Vista de S. Domingos de Benfica. Maria Guilhermina Silva Reis, séc. XIX, óleo sobre tela, Museu de Lisboa (ML.PIN.1612)

 


A quinta tinha, desde os tempos do primeiro marquês, pomares e hortas integrados no conjunto dos jardins e da mata, organizados nos três socalcos construídos para vencer o declive da encosta onde o conjunto se insere. No terceiro nível, o mais elevado em relação à casa, situava-se a mata (como se pode observar nas imagens 2 e 3, atrás do palácio); o segundo nível (abaixo do terceiro), corresponde ao palácio e aos jardins; o primeiro nível, inferior em relação aos anteriores, correspondia à zona de produção agrícola da quinta, as hortas e os pomares.

A par deste declive, a quinta era atravessada por uma ribeira e a água era armazenada em lagos e tanques, simultaneamente cenográficos e funcionais, otimizados através do sistema hidráulico que alimentava os jogos de água, construído pelo primeiro marquês, D. João de Mascarenhas.

As hortas e pomares foram mantidos e aumentados, no século XVII, pelo segundo marquês e novamente aumentados, no século XIX, pelos oitavos marqueses de Fronteira, D. Maria Mascarenhas Barreto e Pedro João de Morais Sarmento, reputado horticultor oitocentista.

No início do século XX, as hortas da Quinta do Marquês de Fronteira foram cartografadas a sul e a nascente do palácio, em duas plantas do levantamento cartográfico de Silva Pinto. Na planta nº 6L, pode observar-se a zona das hortas, afastadas do palácio pelos jardins formais e secundarizadas na paisagem a partir da casa, ora pelos muros da Galeria dos Reis, ora pelo desnível do terreno, numa cota inferior (figura 4: destacado a cores).

 

Palácio e parte das hortas da Quinta do Marquês de Fronteira (adaptado), Júlio António vieira da Silva Pinto e Alberto de Sá Correia, outubro de 1908, Arquivo Municipal de Lisboa.

 

No século XXI, as zonas da horta foram valorizadas com a plantação de um pomar (2002) e do nivelamento dos terrenos (2003), integrados em campanhas de restauro dos jardins.

Embora o arquiteto Frederico George (segundo marido da 11ª marquesa e padrasto do 12º marquês, D. Fernando de Mascarenhas) tenha fotografado as hortas da quinta em meados do século XX, a sua importância decaíra a ponto de, em 2011, se ter ajardinado parte da zona agrícola, na continuidade dos jardins formais, com o jardim das laranjeiras e o laranjal.


CONVERSA «A PLANTA DE SILVA PINTO E AS HORTAS DE LISBOA»


A quinta conversa no âmbito da exposição «Hortas de Lisboa.
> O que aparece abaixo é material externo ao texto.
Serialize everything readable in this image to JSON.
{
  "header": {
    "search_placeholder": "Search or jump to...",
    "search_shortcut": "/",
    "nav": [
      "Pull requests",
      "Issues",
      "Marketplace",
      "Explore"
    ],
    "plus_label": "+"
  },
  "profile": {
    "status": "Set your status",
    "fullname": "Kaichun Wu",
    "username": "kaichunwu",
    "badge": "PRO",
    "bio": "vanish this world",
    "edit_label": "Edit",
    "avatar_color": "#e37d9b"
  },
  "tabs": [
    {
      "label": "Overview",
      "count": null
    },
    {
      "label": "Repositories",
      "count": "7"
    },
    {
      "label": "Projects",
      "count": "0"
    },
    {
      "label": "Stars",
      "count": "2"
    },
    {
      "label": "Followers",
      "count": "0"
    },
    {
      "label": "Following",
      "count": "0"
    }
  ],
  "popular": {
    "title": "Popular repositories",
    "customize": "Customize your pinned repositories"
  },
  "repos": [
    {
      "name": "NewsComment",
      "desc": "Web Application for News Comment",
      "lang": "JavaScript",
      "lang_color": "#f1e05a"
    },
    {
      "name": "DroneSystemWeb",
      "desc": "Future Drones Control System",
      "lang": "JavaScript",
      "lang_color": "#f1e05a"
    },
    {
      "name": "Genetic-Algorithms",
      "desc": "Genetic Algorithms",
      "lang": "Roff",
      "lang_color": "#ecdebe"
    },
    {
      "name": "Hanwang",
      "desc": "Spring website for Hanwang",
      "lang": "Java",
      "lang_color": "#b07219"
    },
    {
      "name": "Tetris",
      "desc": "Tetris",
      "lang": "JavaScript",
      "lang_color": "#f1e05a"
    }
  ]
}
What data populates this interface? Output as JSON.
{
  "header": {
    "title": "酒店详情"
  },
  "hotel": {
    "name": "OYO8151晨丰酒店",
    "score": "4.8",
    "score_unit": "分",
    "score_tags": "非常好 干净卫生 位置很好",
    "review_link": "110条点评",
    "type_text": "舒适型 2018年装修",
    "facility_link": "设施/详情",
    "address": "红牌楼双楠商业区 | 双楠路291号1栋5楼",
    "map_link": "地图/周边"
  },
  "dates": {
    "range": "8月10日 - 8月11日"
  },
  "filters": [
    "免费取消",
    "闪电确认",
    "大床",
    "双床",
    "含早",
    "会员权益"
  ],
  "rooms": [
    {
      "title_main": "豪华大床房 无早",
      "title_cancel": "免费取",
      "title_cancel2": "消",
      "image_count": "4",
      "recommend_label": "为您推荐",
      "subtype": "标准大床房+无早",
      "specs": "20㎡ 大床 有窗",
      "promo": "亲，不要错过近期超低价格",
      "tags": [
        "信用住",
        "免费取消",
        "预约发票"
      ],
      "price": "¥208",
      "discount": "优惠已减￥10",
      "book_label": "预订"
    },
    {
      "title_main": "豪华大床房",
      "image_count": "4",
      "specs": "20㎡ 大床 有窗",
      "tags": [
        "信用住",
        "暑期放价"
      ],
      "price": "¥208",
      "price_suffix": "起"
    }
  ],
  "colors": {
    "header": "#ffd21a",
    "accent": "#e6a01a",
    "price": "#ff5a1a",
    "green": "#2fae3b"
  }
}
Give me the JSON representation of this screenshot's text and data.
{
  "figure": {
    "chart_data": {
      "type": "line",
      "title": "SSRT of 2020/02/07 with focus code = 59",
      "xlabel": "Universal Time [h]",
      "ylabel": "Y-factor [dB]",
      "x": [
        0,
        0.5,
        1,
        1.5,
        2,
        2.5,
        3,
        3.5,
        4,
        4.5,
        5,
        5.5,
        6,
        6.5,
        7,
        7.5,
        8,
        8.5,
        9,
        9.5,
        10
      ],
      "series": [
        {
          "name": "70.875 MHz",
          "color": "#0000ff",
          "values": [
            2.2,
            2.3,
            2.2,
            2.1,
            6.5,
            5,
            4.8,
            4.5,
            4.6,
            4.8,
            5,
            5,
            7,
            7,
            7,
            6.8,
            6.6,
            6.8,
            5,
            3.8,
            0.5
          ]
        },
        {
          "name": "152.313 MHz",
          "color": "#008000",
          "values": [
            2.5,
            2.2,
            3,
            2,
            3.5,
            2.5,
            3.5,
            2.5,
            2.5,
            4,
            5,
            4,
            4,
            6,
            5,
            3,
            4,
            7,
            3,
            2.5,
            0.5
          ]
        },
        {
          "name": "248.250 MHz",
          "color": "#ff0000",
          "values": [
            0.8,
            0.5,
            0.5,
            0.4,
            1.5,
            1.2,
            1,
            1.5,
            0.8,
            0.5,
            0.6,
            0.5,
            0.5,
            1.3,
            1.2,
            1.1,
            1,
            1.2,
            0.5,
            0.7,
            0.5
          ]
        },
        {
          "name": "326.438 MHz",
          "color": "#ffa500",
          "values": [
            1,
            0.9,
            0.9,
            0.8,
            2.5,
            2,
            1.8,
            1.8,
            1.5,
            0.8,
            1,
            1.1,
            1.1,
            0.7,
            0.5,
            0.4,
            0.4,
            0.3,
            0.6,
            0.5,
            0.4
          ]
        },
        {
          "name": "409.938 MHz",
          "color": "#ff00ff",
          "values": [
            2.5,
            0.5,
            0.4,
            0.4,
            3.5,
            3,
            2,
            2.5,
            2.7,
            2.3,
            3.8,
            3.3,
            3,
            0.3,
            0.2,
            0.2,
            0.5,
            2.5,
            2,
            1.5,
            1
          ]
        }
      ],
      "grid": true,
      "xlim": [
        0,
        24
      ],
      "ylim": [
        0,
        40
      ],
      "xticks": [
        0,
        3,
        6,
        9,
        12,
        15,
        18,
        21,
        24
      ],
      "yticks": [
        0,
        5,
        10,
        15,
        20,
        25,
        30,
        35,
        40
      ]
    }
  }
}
Da Idade Média ao século XXI» debruça-se sobre o primeiro levantamento da planta de Lisboa realizado no século XX, entre 1904 e 1911, pelo engenheiro Silva Pinto.

Refletindo sobre convergências, permanências e ruturas no território da cidade, Teresa Marat-Mendes conversa com os comissários da exposição sobre a legenda desta Planta e a representação das hortas.

Palestra em direto na página principal de Facebook do Museu de Lisboa: https://www.facebook.com/museudelisboaEGEAC. 

 BANCOS PRIVATIVOS DE SEMENTES


Quando Adelino comprou aquele prédio, o logradouro alojava gato, monos e problemas. Esperou o tempo suficiente para concluir que teria de arregaçar as mangas se quisesse tornar aquele pedaço de chão, que mal se via, numa horta produtiva de onde pudesse tirar hortícolas e fruta saudável. Como se estivesse na sua aldeia de Monsanto. De lá trouxe muitos pés, muitos enxertos e muitas sementes, algumas delas doadas pela sua família. Constituiu, ao longo do tempo, o seu banco privativo de sementes.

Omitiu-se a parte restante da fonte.